Kedudukan Pemerintah Dalam Hukum Publik

Advertisement
Menurut P. Nicolai dan kawan-kawan, ada beberapa ciri yang terdapat pada jabatan atau organ pemerintahan yaitu:
  1. Organ pemerintah menjalankan wewenang atas nama dan tanggung jawab sendiri, yang dalam pengertian modern, diletakkan sebagai pertanggung jawaban politik dan kepegawaian atau tanggung jawab pemerintah sendiri di hadapan hakim. Organ pemerintah adalah pemikul kewajiban tanggung jawab.
  2. Pelaksanaan wewenang dalam rangka menjaga dan mempertahankan norma hukum administrasi, organ pemerintahan dapat bertindak sebagai pihak tergugat dalam proses peradilan, yaitu alam hal ada keberatan, banding, atau perlawanan.
  3. Disamping sebagai pihak tergugat, organ pemerintahan juga dapat tampil menjadi pihak yang tidak puas, artinya sebagai pengugat.
  4. Pada prinsipnya organ pemerintahan tidak memiliki harta kekayaan sendiri. Organ pemerintahan merupakan bagian (alat) dari badan hukum menurut privat dengan harta kekayaannya. Jabatan Bupati atau Walikota adalah organ-organ dari badan hukum “Kabupaten”. Berdasarkan aturan hukum badan umum inilah yang dapat memiliki harta kekayaan, bukan organ pemerintahannya.
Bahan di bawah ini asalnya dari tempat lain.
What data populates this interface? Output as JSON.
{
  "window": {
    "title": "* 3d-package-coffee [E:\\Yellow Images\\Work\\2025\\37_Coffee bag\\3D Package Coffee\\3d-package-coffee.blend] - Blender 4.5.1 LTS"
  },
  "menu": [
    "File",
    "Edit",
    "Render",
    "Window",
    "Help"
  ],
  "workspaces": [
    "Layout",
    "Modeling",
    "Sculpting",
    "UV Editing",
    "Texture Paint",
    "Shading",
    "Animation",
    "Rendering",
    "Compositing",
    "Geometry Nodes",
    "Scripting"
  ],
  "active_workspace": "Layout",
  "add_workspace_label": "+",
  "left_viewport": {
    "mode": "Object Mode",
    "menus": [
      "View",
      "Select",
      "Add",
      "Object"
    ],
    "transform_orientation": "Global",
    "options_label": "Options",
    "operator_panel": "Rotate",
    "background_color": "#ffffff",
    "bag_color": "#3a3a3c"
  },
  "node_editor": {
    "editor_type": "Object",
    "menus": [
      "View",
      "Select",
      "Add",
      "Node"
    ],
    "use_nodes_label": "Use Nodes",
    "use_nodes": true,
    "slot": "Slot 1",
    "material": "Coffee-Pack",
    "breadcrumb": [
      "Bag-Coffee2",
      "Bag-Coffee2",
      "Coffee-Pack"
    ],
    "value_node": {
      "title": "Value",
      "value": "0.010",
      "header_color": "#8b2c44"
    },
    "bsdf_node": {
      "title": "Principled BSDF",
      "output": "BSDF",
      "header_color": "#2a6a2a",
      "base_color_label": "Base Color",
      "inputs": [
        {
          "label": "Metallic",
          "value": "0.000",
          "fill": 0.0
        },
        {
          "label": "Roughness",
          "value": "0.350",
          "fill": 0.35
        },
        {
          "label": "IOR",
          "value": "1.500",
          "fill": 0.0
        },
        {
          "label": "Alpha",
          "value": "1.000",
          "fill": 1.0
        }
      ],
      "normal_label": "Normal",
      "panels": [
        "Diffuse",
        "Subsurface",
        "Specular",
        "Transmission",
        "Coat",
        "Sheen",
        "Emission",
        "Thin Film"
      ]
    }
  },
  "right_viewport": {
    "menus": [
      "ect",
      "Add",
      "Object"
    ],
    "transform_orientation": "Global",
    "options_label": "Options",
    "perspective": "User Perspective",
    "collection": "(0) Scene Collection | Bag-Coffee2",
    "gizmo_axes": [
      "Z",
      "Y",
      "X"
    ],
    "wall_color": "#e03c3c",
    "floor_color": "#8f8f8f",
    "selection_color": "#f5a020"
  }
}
Meskipun jabatan pemerintahan ini dilekati dengan hak dan kewajiban atau diberi wewenang untuk melakukan tindakan hukum, namun jabatan tidak dapat bertindak sendiri. Jabatan dapat melakukan perbuataan hukum, yang dilakukan melalui perwakilan (vertegenwoordinging) yaitu penjabat (ambtsdrager), yang bertindak atas jabatan itu.

Kedudukan Pemerintah Dalam Hukum Publik


Menurut E. Utrecht oleh diwakili penjabat, maka jabatan itu berjalan. Yang menjalankan hak dan kewajiban yang didukung oleh jabatan ialah penjabat. Jabatan bertindak dengan perantaraan penjabatnya. P. Nicolai dan kawan-kawan menyebutkan bahwa : “kewenangan yang diberikan kepada organ pemerintahan harus dijalankan oleh manusia. Tenaga dan pikiran mereka yang ditunjuk untuk menjalankan fungsi organ tersebut yaitu para penjabat”. Berdasarkan ketentuan hukum, penjabat hanya menjalankan tugasdan wewenang, karena penjabat tidak “memiliki” wewenang. Yang memiliki wewenang adalah jabatan.

Logemann mengatakan, “berdasarkan hukum tata Negara, jabatanlah yang dibebani dengan kewajiban, yang berwenang untuk melakukan perbuatan hukum, hak dan kewajiban berjalan terus, tidak peduli dengan pergantian penjabat”.

Menurut F.A.M. Stroink dan J.G. Steenbeek mengatakan bahwa “pada keduanya jabatan dan penjabat diterapkan jenis hukum yang berbeda. Jabatan inspektur pajak berwenang mengeluarkan ketetapan pajak. Jabatan ini dijalankan oleh wakilnya, yaitu penjabat. Wakil ini adalah manusia yang bertindak sebagai inspektur pajak yakni pegawai, dan dalam kualitasnya sebagai pegawai ia tunduk pada hukum kepegawaian. Wakil ini hanya sekedar dapat menjalankan keputusan jabatan. Dengan demikian, pengangkatan sebagai inspektur pajak telah mengantarkan kewenangan untuk jabatan inspektur pajak, guna mewakilinya”.